Medical textiles are materials that can be used to heal skin and other body parts. They can also replace parts of damaged organs. But not all patients have the same reactions to all textiles, because the materials are often treated as foreign agents by the immune system. So scientists continue to look for ways to create textiles that the human body will accept. In this new effort, the researchers have created textiles out of human fibroblasts—cells that normally assist with the production of collagen and other fibers. The body will not reject them because they are natural human cells.


The researchers have created a variety of textiles out of the material for use in a wide variety of applications. The researchers first grew skin cell fibroblasts into sheets of material. The sheets were then fashioned into desired shapes. In many instances, they were cut into strings for applications such as suturing wounds.
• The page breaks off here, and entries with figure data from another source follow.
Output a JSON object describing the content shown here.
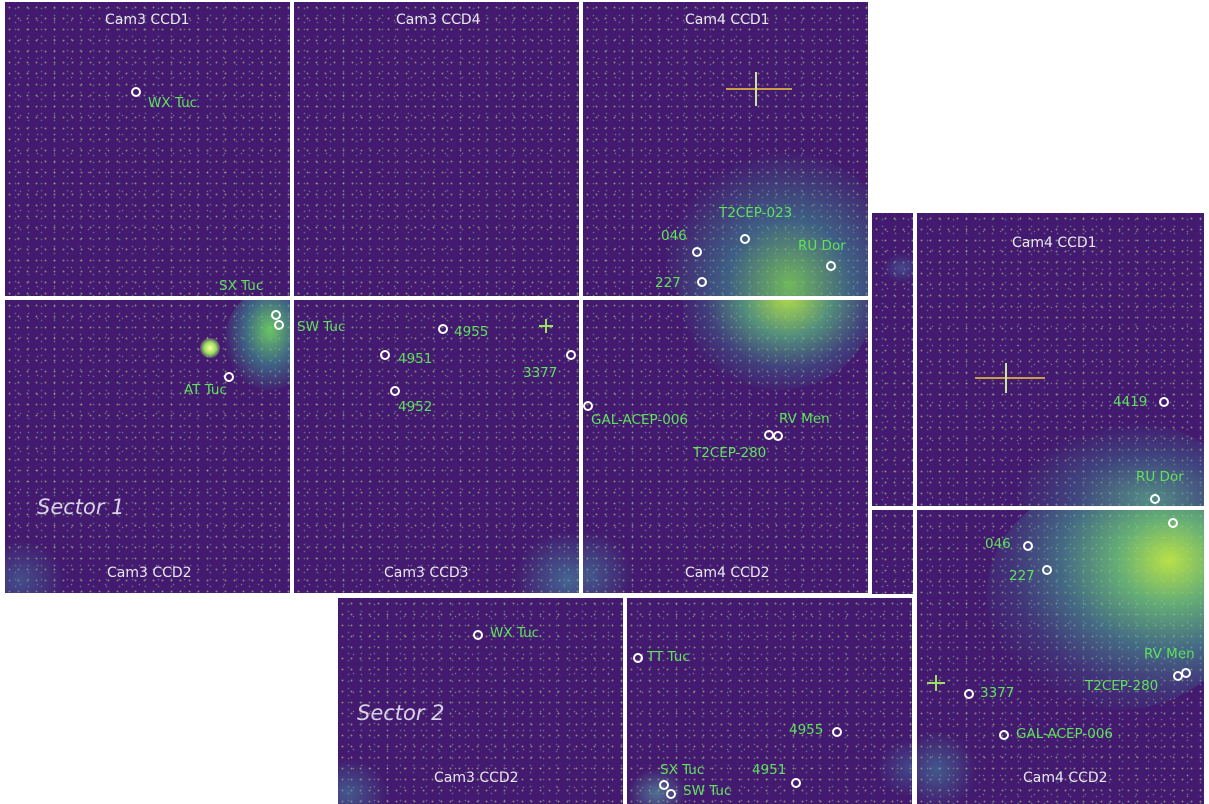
{
  "sector1": {
    "label": "Sector 1",
    "ccds": {
      "cam3_ccd1": "Cam3 CCD1",
      "cam3_ccd4": "Cam3 CCD4",
      "cam4_ccd1": "Cam4 CCD1",
      "cam3_ccd2": "Cam3 CCD2",
      "cam3_ccd3": "Cam3 CCD3",
      "cam4_ccd2": "Cam4 CCD2"
    },
    "stars": {
      "wx_tuc": "WX Tuc",
      "sx_tuc": "SX Tuc",
      "at_tuc": "AT Tuc",
      "sw_tuc": "SW Tuc",
      "s4955": "4955",
      "s4951": "4951",
      "s4952": "4952",
      "s3377": "3377",
      "t2cep023": "T2CEP-023",
      "s046": "046",
      "s227": "227",
      "ru_dor": "RU Dor",
      "gal_acep_006": "GAL-ACEP-006",
      "rv_men": "RV Men",
      "t2cep280": "T2CEP-280"
    }
  },
  "sector2": {
    "label": "Sector 2",
    "ccds": {
      "cam4_ccd1": "Cam4 CCD1",
      "cam3_ccd2": "Cam3 CCD2",
      "cam4_ccd2": "Cam4 CCD2"
    },
    "stars": {
      "s4419": "4419",
      "ru_dor": "RU Dor",
      "s046": "046",
      "s227": "227",
      "rv_men": "RV Men",
      "t2cep280": "T2CEP-280",
      "s3377": "3377",
      "gal_acep_006": "GAL-ACEP-006",
      "wx_tuc": "WX Tuc",
      "tt_tuc": "TT Tuc",
      "s4955": "4955",
      "sx_tuc": "SX Tuc",
      "s4951": "4951",
      "sw_tuc": "SW Tuc"
    }
  },
  "colors": {
    "sky_background": "#431a6f",
    "cluster_glow": "#3fc28a",
    "label_green": "#5fe35a",
    "ccd_label": "#e8e8ef",
    "divider": "#ffffff"
  }
}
The strings could also be twisted or knotted to create braids or used like yarn for knitting or crochet applications. One notable advantage of the new technique is that it does not require the use of scaffolds to create parts of organs—they can simply be fashioned in ways similar to knitting a hat or scarf.


The new material has already been tested on animals, and the researchers are ready to start testing on human patients. They suggest it could be used to create pouches, valves or tubes, in addition to serving as a suture material for skin or organs after surgery. As an example, they created a tube out of the material and grafted it onto an artery in a test sheep. They also sutured open wounds in rats. The researchers claim the new material works as well as others currently in use.